Abstract

We have read the article by Zivlas and colleagues in which the authors suggest a putative pathogenic role for cystatin C (Cys-C) and galectin-3 (Gal-3) in heart failure (HF) progression and cardiorenal syndrome. They even speculate on the possibility of targeting both molecules as a new therapeutic approach to address both processes. 1
We strongly disagree with this point of view.

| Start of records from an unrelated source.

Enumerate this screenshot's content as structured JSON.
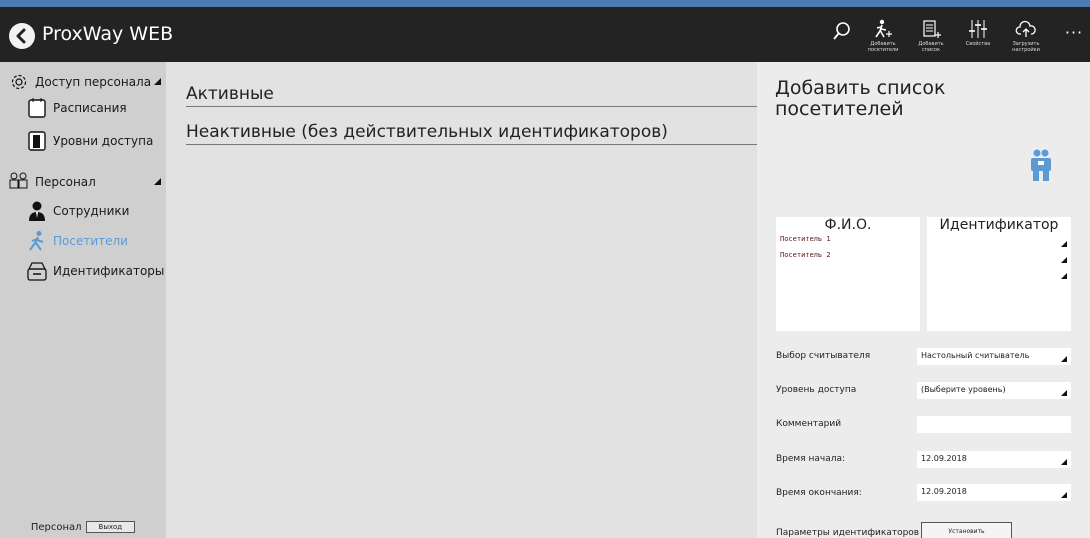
{
  "titlebar": {
    "title": "ProxWay WEB",
    "back_icon": "back-arrow-icon",
    "toolbar": [
      {
        "name": "search",
        "icon": "search-icon",
        "label": ""
      },
      {
        "name": "add-visitors",
        "icon": "add-visitor-icon",
        "label": "Добавить\nпосетители"
      },
      {
        "name": "add-list",
        "icon": "add-list-icon",
        "label": "Добавить\nсписок"
      },
      {
        "name": "properties",
        "icon": "sliders-icon",
        "label": "Свойства"
      },
      {
        "name": "load-settings",
        "icon": "cloud-upload-icon",
        "label": "Загрузить\nнастройки"
      },
      {
        "name": "more",
        "icon": "more-icon",
        "label": ""
      }
    ]
  },
  "sidebar": {
    "groups": [
      {
        "label": "Доступ персонала",
        "icon": "gear-icon"
      },
      {
        "label": "Персонал",
        "icon": "people-icon"
      }
    ],
    "items": [
      {
        "label": "Расписания",
        "icon": "calendar-icon"
      },
      {
        "label": "Уровни доступа",
        "icon": "door-icon"
      },
      {
        "label": "Сотрудники",
        "icon": "employee-icon"
      },
      {
        "label": "Посетители",
        "icon": "visitor-icon"
      },
      {
        "label": "Идентификаторы",
        "icon": "card-reader-icon"
      }
    ],
    "footer": {
      "label": "Персонал",
      "exit": "Выход"
    }
  },
  "main": {
    "sections": [
      "Активные",
      "Неактивные (без действительных идентификаторов)"
    ]
  },
  "panel": {
    "title": "Добавить список посетителей",
    "columns": {
      "name": "Ф.И.О.",
      "id": "Идентификатор"
    },
    "rows": [
      "Посетитель 1",
      "Посетитель 2"
    ],
    "fields": {
      "reader": {
        "label": "Выбор считывателя",
        "value": "Настольный считыватель"
      },
      "level": {
        "label": "Уровень доступа",
        "value": "(Выберите уровень)"
      },
      "comment": {
        "label": "Комментарий",
        "value": ""
      },
      "start": {
        "label": "Время начала:",
        "value": "12.09.2018"
      },
      "end": {
        "label": "Время окончания:",
        "value": "12.09.2018"
      },
      "id_params": {
        "label": "Параметры идентификаторов",
        "button": "Установить"
      }
    },
    "accent_color": "#5b9bd5"
  }
}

The authors seem to have missed important information concerning the pathophysiological role of these biomarkers in cardiovascular diseases.

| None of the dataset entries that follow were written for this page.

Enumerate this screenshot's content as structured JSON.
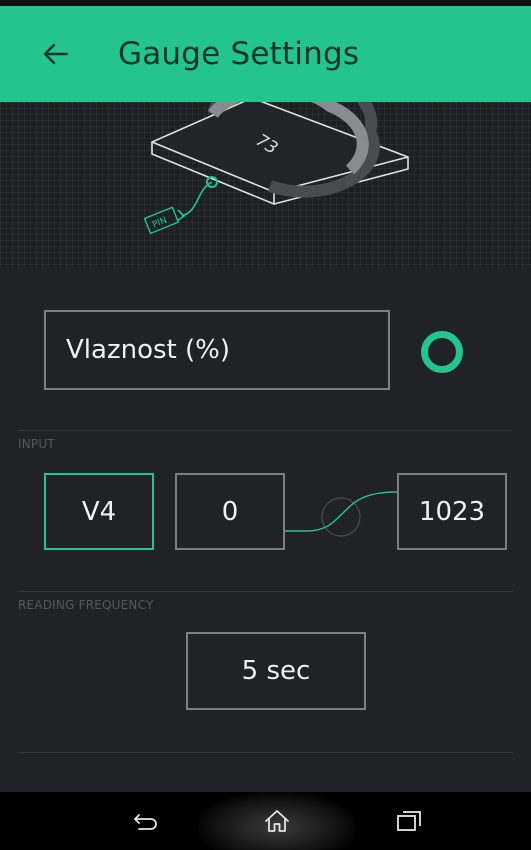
{
  "appbar": {
    "title": "Gauge Settings",
    "back_icon": "arrow-left-icon",
    "background": "#23c48e"
  },
  "hero": {
    "gauge_value": "73",
    "pin_label": "PIN"
  },
  "widget": {
    "name_value": "Vlaznost (%)",
    "color": "#23c48e"
  },
  "input": {
    "section_label": "INPUT",
    "pin": "V4",
    "min": "0",
    "max": "1023"
  },
  "reading_frequency": {
    "section_label": "READING FREQUENCY",
    "value": "5 sec"
  },
  "navbar": {
    "back_icon": "nav-back-icon",
    "home_icon": "nav-home-icon",
    "recents_icon": "nav-recents-icon"
  }
}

Cys-C has been extensively studied in the context of HF. It is largely accepted nowadays that Cys-C is a fine surrogate marker of glomerular filtration rate (GFR), 2 and not involved in heart remodelling 3 nor in the pathogenesis of cardiovascular diseases. 4 Similarly, the initial hope with Gal-3, has been dismantled by studies showing that it is, again, merely a marker of GFR that does not add prognostic information after correcting for renal function, 5 nor is it involved in the pathogenesis of fibrotic changes at a myocardial level in HF from hypertensive origin. 6
Risk stratification remains a key point in HF, 7 and for that purpose, Cys-C is an excellent option, especially for patients with a mild impairment in GFR, where it has been shown to reclassify up to 20% of patients. 8
Further applications of both biomarkers, especially in the field of therapeutics remain largely speculative with little likelihood of reaching practical goals.